Sciatica, or sciatic neuritis, consists of a group of symptoms that arise from irritation of any of the five spinal nerve roots that connect to the sciatic nerve, or the irritation of the sciatic nerve itself. Sciatica may include pain primarily in the lower back, but may also include sharp, dull, or burning pain in the buttocks and down into the legs and feet. Pain may also be accompanied by numbness, tingling, and muscular weakness from the lower back down through the feet. Sciatica is the term applied to symptoms that develop due to irritation of the sciatic nerve. The sciatic nerves arise initially as a group of smaller nerves that branch off from the spinal cord on both sides of the lower lumbar and sacral area.
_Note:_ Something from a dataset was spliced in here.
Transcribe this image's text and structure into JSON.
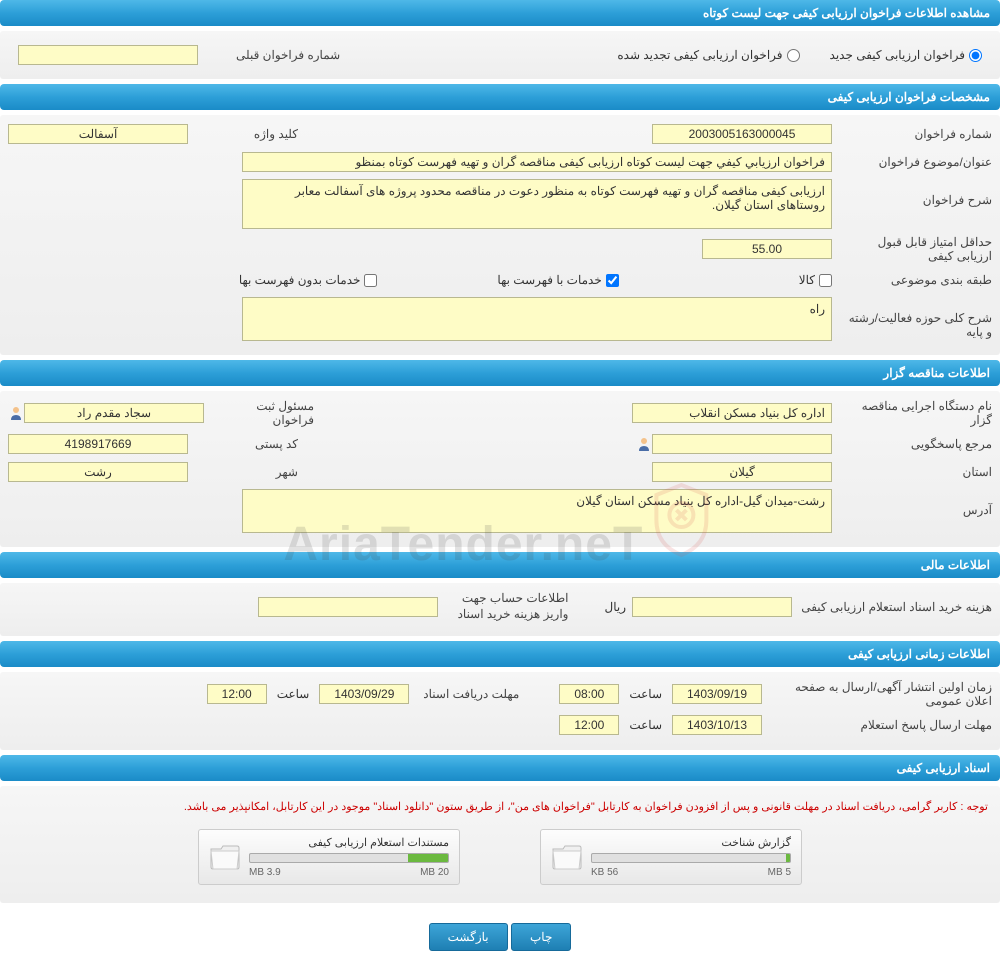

This group of smaller nerves comes together in the pelvis as the sciatic nerve which then runs down each leg towards the foot, dividing into two parts in the lower leg.
Disc bulges / herniations are the most common sources of sciatic nerve irritation. A herniated disc can push against one or more of the component parts of the sciatic nerve where they arise from the spinal cord. In addition, disc injuries may be accompanied by swelling and inflammation, which can further compress and irritate nerves. The symptoms may be felt all or part of the way along the course of the sciatic nerve, beginning in the buttock area and extending down the leg, sometimes all the way to the foot.
Other sources of sciatica include bone spurs and direct trauma to the nerve itself, such as with an impact or heavy pressure applied just behind the hip joint. In rare occasions, a spinal tumor can compress the components of the sciatic nerve in the spinal canals, and in a few cases, a cyst or tumor may compress the sciatic nerve at the knee.
Contrary to a common misconception, not all leg pain is sciatica. True sciatica is characterized as being mostly in the back of the leg and may be felt as a sharp pain, burning, tingling, on the other hand like an electric stun. In any case, even side effects that meet that depiction are not an unequivocal marker of genuine sciatica. Now and again, bunches of withdrawal called trigger focuses in a muscle called the piriformis that is found in the butt cheek zone can bring about alluded torment that intently emulates sciatica. Trigger focuses in different muscles in the posterior and upper thigh can bring about alluded torment in the side of the leg that might be confused for sciatica too.
In most cases of true sciatica, the treatment options are most often directed at decreasing inflammation and/or treating the bulging disc. In most cases, sciatica will eventually go away with or without special treatment, but because of the severity of sciatica symptoms, many sufferers will seek out professional care. Unfortunately, the most commonly available treatments often fail to bring relief and may have potentially serious side-effects. Fortunately there have been some new developments and a new treatment is now available that provides safer and more effective treatment for many sciatica patients.